Israeli Prime Minister Benjamin Netanyahu participates in the state memorial ceremony for the fallen of the Iron Swords War on Mount Herzl, Jerusalem on Oct. 16, 2025. Photo: Alex Kolomoisky/POOL/Pool via REUTERS

Israeli Prime Minister Benjamin Netanyahu said on Sunday that he would not retire from politics if he receives a pardon from the country’s president in his years-long corruption trial.

Asked by a reporter if planned on retiring from political life if he receives a pardon, Netanyahu replied: “no”.

Netanyahu last month asked President Isaac Herzog for a pardon, with lawyers for the prime minister arguing that frequent court appearances were hindering Netanyahu’s ability to govern and that a pardon would be good for the country.

Pardons in Israel have typically been granted only after legal proceedings have concluded and the accused has been convicted. There is no precedent for issuing a pardon mid-trial.

Netanyahu has repeatedly denied wrongdoing in response to the charges of bribery, fraud and breach of trust, and his lawyers have said that the prime minister still believes the legal proceedings, if concluded, would result in a complete acquittal.

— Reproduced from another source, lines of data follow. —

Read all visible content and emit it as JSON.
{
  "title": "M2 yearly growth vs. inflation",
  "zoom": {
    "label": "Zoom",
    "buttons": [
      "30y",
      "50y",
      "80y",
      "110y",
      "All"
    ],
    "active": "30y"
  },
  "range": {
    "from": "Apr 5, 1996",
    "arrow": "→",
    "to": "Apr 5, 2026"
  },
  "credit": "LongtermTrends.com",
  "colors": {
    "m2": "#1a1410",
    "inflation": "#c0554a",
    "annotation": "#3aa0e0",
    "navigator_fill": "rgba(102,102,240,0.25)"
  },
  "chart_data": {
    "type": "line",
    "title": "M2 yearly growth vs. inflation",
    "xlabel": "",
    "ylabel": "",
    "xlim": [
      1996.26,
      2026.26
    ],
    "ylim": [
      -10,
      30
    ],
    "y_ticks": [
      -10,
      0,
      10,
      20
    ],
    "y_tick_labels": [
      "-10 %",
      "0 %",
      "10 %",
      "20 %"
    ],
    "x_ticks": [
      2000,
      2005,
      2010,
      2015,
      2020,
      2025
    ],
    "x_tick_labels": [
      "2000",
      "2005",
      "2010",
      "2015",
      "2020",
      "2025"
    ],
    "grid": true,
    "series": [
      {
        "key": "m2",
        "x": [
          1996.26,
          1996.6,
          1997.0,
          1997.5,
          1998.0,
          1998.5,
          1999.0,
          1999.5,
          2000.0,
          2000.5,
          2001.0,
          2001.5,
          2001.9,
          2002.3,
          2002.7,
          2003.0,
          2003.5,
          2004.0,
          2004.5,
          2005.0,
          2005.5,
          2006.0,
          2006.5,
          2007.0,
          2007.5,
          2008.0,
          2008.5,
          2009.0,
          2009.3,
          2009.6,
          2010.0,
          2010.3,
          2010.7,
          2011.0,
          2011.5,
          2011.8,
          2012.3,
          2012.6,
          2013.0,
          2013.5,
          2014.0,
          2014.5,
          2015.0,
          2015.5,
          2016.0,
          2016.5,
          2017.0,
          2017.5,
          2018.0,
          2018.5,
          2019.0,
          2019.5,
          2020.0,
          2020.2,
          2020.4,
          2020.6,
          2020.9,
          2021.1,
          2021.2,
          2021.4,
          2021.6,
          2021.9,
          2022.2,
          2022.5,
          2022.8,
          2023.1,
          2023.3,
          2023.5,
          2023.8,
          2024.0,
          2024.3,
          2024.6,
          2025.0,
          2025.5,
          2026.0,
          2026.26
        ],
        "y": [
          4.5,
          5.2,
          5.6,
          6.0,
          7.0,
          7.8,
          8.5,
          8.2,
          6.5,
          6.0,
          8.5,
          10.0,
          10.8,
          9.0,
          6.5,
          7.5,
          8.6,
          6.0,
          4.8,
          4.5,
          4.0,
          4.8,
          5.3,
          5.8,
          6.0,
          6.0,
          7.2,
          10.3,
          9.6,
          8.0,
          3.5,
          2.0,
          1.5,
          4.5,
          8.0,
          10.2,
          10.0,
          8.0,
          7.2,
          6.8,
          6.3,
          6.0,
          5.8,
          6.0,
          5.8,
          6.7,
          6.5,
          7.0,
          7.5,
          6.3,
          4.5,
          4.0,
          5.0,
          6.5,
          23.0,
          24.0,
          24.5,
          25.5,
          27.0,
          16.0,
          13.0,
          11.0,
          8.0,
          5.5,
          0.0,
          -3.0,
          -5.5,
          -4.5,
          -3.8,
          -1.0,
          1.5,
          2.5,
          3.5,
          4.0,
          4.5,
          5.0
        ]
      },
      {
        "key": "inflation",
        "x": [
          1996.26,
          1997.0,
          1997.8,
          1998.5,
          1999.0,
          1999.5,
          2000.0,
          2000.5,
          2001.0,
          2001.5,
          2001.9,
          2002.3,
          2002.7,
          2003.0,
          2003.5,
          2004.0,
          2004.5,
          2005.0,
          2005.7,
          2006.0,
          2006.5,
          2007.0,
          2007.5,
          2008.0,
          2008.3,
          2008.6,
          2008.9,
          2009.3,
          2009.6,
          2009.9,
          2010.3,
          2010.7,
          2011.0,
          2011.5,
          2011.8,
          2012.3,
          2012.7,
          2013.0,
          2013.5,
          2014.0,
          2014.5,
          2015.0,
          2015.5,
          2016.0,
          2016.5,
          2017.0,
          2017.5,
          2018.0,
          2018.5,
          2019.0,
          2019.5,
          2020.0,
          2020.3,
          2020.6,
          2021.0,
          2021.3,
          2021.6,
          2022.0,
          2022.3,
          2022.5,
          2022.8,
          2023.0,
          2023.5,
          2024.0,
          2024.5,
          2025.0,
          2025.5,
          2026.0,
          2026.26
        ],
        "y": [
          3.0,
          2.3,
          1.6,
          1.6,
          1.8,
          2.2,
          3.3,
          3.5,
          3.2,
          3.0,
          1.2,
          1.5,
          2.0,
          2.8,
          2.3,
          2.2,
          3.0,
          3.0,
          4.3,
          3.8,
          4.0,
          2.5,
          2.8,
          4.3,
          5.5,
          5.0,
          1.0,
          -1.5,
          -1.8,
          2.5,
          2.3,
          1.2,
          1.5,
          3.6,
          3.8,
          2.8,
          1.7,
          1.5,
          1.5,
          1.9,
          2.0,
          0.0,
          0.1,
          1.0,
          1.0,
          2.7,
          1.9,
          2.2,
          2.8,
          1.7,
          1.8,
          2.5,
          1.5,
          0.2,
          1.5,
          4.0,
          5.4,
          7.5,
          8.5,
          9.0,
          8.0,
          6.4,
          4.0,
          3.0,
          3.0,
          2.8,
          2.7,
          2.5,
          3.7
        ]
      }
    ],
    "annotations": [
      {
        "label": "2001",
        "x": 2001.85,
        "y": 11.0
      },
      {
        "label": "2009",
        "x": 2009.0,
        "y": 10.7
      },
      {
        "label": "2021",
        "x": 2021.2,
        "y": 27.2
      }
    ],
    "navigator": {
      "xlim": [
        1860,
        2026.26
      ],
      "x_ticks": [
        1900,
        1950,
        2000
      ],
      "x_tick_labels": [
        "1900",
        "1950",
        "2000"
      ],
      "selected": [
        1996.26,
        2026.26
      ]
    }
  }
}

US President Donald Trump wrote to Herzog, before Netanyahu made his request, urging the Israeli president to consider granting the prime minister a pardon.

Some Israeli opposition politicians have argued that any pardon should be conditional on Netanyahu retiring from politics and admitting guilt. Others have said the prime minister must first call national elections, which are due by October 2026.